What about IPv6? Below is the output again from Group 6’s Peering Router for the same prefix originated by Group 3:
P6>sh bgp ipv6 uni 2001:db8:3::/48
BGP routing table entry for 2001:DB8:3::/48, version 4
BGP Bestpath: deterministic-med
Paths: (4 available, best #4, table default)
Flag: 0x100
Advertised to update-groups:
2
Refresh Epoch 1
30
2001:DB8:FFFE:1::3 (FE80::E39:58FF:FE96:6704) from 2001:DB8:FFFE:1::FE (100.127.3.254)
Origin IGP, localpref 150, valid, external
Community: 60:1300
rx pathid: 0, tx pathid: 0
Refresh Epoch 1
30
2001:DB8:FFFF:1::3 (FE80::E39:58FF:FE96:6703) from 2001:DB8:FFFF:1::FE (100.127.1.254)

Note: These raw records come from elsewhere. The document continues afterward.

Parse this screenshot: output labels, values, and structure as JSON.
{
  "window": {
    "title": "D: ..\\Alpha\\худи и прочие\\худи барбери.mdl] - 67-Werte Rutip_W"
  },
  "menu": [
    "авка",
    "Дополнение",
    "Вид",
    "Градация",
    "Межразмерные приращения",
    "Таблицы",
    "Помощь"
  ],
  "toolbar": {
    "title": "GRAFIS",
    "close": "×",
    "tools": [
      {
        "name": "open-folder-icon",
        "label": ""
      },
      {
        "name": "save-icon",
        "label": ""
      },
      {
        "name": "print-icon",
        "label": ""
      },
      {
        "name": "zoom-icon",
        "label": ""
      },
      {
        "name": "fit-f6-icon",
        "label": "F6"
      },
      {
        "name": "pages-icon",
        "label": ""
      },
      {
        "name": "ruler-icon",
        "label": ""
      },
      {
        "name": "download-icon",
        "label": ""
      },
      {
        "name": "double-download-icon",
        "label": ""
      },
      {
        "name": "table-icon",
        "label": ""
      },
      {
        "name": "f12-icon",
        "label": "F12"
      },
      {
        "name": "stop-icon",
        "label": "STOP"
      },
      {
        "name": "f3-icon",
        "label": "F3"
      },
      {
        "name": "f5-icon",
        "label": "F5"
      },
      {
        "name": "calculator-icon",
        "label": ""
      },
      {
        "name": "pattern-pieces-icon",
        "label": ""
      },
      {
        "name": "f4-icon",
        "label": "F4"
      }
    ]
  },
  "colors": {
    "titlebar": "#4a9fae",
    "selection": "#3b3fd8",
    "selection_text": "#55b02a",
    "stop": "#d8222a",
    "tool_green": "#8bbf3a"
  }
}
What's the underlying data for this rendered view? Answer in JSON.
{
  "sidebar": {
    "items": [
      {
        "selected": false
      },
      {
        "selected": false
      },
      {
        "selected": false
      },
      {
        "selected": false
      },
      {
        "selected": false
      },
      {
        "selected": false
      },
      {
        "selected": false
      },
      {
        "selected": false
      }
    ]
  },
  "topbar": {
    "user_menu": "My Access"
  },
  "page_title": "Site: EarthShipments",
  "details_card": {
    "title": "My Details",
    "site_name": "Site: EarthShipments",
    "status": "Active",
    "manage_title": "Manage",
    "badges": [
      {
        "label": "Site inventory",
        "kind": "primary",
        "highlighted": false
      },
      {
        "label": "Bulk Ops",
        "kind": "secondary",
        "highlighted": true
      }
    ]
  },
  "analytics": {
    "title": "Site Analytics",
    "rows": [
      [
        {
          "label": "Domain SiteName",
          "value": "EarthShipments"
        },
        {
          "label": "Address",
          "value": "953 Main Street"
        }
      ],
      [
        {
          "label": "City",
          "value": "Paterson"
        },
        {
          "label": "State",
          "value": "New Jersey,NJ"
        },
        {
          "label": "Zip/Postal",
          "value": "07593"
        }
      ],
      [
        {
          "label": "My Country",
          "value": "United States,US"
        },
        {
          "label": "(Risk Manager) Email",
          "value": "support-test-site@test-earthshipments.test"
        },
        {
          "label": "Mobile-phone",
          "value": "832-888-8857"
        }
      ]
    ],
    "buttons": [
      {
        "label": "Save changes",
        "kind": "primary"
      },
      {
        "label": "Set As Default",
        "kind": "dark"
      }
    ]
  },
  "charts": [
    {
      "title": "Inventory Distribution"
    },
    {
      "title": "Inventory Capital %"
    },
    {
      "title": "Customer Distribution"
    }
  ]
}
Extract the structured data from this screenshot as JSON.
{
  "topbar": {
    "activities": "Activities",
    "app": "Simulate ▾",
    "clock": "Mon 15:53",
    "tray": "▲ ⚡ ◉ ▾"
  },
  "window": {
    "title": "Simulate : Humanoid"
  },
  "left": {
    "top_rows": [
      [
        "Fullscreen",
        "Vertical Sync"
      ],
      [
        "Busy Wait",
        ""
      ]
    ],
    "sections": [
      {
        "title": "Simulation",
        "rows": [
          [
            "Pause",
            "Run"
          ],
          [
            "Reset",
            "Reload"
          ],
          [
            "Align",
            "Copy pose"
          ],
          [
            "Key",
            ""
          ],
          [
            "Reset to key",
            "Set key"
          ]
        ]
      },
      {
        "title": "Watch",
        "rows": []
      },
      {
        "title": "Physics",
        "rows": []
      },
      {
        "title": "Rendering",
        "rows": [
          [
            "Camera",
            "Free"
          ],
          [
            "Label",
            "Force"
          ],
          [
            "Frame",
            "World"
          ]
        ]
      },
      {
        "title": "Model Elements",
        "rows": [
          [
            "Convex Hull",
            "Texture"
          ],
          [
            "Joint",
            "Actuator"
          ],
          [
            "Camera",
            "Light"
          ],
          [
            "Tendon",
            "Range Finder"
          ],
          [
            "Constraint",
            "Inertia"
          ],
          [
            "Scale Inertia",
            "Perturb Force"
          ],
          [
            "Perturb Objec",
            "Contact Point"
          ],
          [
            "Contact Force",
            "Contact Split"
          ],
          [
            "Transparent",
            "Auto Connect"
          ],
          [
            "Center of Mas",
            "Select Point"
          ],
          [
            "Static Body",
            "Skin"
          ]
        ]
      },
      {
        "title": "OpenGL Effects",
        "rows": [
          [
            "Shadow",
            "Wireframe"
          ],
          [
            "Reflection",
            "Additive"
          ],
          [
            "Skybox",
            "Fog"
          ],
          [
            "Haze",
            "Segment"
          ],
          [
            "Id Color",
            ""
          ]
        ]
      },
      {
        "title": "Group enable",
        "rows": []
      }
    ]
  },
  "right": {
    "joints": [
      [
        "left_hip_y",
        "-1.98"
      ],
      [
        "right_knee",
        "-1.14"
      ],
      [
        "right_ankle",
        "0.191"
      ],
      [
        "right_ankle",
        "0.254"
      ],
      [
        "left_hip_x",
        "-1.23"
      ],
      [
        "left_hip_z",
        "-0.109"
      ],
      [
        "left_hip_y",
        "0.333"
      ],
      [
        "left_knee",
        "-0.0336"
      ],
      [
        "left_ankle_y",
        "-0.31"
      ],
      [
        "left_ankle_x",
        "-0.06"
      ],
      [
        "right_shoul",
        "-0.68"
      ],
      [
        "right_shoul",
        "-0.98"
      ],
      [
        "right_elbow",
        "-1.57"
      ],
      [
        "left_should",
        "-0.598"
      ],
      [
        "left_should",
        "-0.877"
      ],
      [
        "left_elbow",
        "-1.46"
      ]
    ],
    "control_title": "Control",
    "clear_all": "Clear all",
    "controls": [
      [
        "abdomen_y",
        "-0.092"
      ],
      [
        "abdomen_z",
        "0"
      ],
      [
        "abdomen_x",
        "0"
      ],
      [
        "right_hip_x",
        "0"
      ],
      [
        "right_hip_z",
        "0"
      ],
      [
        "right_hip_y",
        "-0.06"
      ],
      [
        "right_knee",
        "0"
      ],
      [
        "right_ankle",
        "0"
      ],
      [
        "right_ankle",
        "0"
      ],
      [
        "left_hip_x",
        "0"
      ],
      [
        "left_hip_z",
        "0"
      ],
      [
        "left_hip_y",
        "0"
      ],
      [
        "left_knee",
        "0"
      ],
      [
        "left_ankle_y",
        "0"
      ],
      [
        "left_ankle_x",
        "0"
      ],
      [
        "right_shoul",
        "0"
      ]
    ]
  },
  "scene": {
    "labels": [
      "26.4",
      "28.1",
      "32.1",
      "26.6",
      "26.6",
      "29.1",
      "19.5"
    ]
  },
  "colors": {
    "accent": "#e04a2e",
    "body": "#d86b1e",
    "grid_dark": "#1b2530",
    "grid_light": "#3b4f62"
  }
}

Origin IGP, localpref 150, valid, external
Community: 60:1300
rx pathid: 0, tx pathid: 0
Refresh Epoch 1
30
2001:DB8:FFFF:1::3 (FE80::E39:58FF:FE96:6703) from 2001:DB8:FFFF:1::3 (100.68.3.3)
Origin IGP, localpref 170, valid, external
Community: 60:1200
rx pathid: 0, tx pathid: 0
Refresh Epoch 1
30
2001:DB8:FFFE:1::3 (FE80::E39:58FF:FE96:6704) from 2001:DB8:FFFE:1::3 (100.68.3.3)
Origin IGP, localpref 170, valid, external, best
Community: 60:1200
rx pathid: 0, tx pathid: 0x0Using the BGP Path Selection algorithm covered in the BGP Attributes presentation, are you able to explain why the last of the four paths in this example is the best path?
Discussion: To complete this lab, explain to the instructor why you see these results, and what the cause is.
We will look further at what is going on here in the next lab.